Upaya mediasi dalam gugatan terkait ijazah Presiden Joko Widodo menemui jalan buntu. Sidang yang berlangsung di Pengadilan Negeri Solo pada hari Rabu, 30 April 2025, belum menghasilkan titik temu antara penggugat dan pihak tergugat.

Perwakilan penggugat dalam perkara nomor 99/Pdt.G/2025/PN Skt, Muhammad Taufik, mengajukan permintaan agar Presiden Jokowi bersedia menunjukkan ijazah asli miliknya di hadapan publik. Namun, permintaan tersebut ditolak secara tegas oleh kuasa hukum Presiden, YB Irpan.

Setelah sidang mediasi yang berlangsung selama 1,5 jam, Irpan menjelaskan bahwa timnya menolak tuntutan tersebut dengan alasan penggugat dianggap tidak memiliki legal standing atau dasar hukum yang kuat untuk mengajukan gugatan terkait keabsahan ijazah Presiden.

Irpan juga menyoroti hak setiap individu atas perlindungan data pribadi, yang diatur dalam Deklarasi Universal Hak Asasi Manusia. Ia menekankan bahwa setiap orang berhak atas perlindungan terhadap gangguan dalam urusan pribadi, keluarga, dan kehormatan.
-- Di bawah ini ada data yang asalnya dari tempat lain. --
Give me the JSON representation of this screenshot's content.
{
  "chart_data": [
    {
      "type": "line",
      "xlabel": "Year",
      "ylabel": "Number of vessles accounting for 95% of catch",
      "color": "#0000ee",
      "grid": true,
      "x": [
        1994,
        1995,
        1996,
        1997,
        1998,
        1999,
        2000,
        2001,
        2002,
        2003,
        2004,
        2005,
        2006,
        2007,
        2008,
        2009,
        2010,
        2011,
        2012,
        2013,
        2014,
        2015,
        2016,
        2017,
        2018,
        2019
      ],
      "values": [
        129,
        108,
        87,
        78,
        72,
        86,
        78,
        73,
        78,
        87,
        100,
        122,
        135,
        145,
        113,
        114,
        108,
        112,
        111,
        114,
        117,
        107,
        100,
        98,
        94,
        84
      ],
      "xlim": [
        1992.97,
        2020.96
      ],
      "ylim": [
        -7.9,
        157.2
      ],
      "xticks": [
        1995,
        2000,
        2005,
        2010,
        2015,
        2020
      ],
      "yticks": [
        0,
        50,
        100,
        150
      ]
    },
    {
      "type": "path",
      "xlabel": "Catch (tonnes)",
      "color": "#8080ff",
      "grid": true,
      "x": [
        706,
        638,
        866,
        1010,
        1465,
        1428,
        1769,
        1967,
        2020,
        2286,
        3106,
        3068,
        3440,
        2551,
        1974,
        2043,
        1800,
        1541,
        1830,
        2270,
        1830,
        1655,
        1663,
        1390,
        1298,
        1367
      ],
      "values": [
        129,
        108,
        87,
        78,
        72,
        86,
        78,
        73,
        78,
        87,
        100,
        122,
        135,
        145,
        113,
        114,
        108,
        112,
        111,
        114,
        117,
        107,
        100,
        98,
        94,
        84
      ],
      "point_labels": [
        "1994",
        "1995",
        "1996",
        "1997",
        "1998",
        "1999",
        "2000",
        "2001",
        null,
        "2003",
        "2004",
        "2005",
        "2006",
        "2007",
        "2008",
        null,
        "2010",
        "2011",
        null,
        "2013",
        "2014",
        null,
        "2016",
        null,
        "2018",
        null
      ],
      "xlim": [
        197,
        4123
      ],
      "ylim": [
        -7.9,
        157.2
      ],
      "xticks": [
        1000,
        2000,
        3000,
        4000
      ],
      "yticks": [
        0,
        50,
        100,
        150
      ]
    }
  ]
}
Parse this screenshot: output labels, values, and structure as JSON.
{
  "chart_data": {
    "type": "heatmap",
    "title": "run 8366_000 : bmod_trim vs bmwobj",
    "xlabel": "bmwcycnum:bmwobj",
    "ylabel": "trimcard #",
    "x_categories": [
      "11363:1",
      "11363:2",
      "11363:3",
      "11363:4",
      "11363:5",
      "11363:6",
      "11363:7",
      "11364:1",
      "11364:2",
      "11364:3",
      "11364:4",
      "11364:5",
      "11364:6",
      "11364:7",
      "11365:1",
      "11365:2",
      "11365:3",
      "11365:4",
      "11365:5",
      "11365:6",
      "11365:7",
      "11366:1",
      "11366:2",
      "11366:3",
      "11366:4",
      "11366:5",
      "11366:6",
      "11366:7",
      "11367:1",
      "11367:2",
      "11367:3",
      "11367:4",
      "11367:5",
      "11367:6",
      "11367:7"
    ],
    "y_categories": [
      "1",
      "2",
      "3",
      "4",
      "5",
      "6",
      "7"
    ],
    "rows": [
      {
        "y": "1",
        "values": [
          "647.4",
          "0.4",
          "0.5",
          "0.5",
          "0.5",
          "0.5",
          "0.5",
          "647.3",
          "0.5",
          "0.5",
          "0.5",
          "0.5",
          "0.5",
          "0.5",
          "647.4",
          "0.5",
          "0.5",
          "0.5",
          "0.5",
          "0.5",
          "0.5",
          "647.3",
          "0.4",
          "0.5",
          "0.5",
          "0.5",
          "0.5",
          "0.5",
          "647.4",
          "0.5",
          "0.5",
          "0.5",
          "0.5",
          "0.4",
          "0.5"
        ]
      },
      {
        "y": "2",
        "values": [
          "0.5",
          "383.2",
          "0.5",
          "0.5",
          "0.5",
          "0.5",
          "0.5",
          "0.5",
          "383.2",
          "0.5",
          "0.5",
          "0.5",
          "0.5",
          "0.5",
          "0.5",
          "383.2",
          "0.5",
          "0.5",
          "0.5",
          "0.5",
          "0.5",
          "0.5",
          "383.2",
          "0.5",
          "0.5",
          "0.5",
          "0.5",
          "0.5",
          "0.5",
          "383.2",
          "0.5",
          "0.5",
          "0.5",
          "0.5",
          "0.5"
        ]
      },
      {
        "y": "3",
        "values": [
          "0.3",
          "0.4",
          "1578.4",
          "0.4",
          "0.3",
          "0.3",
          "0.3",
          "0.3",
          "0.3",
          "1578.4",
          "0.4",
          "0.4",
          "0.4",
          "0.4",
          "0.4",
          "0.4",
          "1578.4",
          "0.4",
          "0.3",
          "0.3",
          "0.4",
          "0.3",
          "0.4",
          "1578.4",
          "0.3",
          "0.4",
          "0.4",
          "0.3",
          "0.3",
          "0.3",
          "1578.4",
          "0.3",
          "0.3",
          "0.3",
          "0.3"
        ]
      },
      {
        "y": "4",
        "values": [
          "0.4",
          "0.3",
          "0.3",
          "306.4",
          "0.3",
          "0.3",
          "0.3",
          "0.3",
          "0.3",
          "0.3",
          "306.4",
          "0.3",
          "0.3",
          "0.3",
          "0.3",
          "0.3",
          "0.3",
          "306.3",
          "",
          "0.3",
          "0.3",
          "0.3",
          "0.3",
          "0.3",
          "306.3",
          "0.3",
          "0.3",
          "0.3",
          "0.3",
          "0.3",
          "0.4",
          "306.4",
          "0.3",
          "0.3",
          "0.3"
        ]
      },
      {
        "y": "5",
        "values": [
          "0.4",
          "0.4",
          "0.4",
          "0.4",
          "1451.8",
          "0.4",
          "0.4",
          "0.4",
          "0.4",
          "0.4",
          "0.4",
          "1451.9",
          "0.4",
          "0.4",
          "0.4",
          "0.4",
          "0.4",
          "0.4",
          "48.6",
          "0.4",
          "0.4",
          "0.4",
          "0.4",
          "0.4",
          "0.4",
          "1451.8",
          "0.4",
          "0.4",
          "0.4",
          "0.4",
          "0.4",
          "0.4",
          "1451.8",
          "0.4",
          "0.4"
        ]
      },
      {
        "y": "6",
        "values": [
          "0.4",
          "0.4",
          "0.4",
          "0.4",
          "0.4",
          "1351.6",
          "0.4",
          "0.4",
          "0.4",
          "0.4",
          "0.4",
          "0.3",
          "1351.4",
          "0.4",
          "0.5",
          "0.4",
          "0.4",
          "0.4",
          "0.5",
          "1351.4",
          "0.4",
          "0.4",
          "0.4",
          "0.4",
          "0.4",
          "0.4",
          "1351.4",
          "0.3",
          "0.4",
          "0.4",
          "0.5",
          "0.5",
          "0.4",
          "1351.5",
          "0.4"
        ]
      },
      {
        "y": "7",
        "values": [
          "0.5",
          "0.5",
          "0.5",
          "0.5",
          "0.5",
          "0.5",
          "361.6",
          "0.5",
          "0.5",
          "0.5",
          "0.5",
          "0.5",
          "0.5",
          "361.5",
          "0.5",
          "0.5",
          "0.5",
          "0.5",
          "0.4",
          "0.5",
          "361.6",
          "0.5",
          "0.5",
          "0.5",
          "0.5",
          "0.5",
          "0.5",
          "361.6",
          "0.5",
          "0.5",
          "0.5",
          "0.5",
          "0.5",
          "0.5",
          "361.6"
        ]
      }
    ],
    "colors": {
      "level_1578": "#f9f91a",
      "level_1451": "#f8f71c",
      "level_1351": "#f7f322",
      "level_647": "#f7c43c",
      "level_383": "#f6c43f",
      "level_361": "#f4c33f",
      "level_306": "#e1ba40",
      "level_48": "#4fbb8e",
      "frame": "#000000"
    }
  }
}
Membuka ijazah ke publik, menurutnya, berpotensi melanggar hak-hak tersebut.

Berikut poin-poin yang mengemuka dalam sidang mediasi:

  • Penggugat meminta Presiden Jokowi menunjukkan ijazah asli di muka publik.
  • Kuasa hukum Presiden Jokowi menolak permintaan tersebut.
  • Alasan penolakan adalah penggugat tidak memiliki legal standing.
  • Kuasa hukum Presiden Jokowi juga menyinggung hak privasi dan perlindungan data pribadi.

Dengan belum tercapainya kesepakatan dalam mediasi, proses hukum terkait gugatan ijazah Presiden Jokowi diperkirakan akan berlanjut ke tahap berikutnya.